Viduneth Ariyarathna

Multi-beam 4 GHz microwave apertures using current-mode DFT approximation on 65 nm CMOS

A current-mode CMOS design is proposed for realizing receive mode multi-beams in the analog domain using a novel DFT approximation. High-bandwidth CMOS RF transistors are employed in low-voltage current mirrors to achieve bandwidths exceeding 4 GHz with good beam fidelity. Current mirrors realize the coefficients of the considered DFT approximation, which take simple values in {0,±1,±2} only. This allows high bandwidths realizations using simple circuitry without needing phase-shifters or delays. The proposed design is used as a method to efficiently achieve spatial discrete Fourier transform operation across a ULA to obtain multiple simultaneous RF beams. An example using 1.2 V current-mode approximate DFT on 65 nm CMOS, with BSIM4 models from the RF kit, show potential operation up to 4 GHz with eight independent aperture beams.
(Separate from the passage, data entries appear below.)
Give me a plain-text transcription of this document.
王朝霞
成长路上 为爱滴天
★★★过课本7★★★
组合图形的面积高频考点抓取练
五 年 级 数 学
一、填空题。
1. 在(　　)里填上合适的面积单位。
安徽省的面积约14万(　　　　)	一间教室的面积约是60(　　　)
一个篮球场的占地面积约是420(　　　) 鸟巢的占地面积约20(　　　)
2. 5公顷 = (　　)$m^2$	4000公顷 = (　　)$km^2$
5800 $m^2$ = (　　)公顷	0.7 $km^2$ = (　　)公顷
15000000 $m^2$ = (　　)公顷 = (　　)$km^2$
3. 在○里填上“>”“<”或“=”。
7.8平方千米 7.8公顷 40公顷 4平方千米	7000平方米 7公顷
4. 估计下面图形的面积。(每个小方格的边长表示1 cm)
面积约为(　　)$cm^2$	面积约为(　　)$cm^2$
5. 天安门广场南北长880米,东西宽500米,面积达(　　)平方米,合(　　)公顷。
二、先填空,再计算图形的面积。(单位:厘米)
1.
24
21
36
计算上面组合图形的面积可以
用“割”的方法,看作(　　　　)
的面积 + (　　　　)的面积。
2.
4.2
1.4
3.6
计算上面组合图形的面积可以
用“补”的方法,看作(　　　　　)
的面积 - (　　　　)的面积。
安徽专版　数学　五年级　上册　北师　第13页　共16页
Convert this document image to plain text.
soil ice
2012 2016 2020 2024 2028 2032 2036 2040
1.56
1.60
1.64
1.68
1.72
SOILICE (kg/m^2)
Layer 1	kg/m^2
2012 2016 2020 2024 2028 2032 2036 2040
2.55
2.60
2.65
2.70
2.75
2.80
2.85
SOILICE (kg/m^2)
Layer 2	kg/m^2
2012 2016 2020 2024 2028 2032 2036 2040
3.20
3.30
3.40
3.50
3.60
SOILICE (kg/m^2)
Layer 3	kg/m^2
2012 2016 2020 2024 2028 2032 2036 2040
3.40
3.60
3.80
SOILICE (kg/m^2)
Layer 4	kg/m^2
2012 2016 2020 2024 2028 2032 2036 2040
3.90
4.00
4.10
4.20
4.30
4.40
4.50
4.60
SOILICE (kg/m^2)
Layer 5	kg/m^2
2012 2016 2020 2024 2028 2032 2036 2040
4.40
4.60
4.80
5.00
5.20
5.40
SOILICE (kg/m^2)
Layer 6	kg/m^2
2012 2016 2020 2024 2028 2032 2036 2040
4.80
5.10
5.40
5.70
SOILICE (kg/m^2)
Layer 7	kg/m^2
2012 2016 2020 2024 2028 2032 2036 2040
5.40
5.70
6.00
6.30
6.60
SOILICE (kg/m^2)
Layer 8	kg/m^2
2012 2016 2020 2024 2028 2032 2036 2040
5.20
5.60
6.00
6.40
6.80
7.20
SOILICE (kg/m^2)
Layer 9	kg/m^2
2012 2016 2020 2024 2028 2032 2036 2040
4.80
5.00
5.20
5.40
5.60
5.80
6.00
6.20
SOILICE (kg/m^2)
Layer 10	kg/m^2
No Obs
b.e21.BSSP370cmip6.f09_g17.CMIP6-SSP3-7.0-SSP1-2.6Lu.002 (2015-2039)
Mixed microwave-digital and multi-rate approach for wideband beamforming applications using 2-D IIR beam filters and nested uniform linear arrays

The presented work explores novel methods for synthesizing approximately frequency independent array factors at lower hardware complexity for wideband beamforming applications. The proposed approach employs 2-D infinite impulse response (IIR) digital beam filters together with nested uniform linear arrays (ULAs). The array is designed to have multiple levels of nesting. Each level of nesting consists of a ULA covering a temporal subband of the incident wideband signal. The use of nested arrays provides the required aperture size using a smaller number of elements compared to using a single ULA to capture the entire wideband signal. The use of different levels of nesting allows the operation of the digital processor for each sub-band at different clock rates. This is a hierarchical approach that saves both digital VLSI hardware and power consumption. The 2-D IIR digital beam filters that process each subband signal from each of the nested subarray achieves wideband beamforming. Simulations illustrate approximately frequency independent passbands as required in wideband beamforming.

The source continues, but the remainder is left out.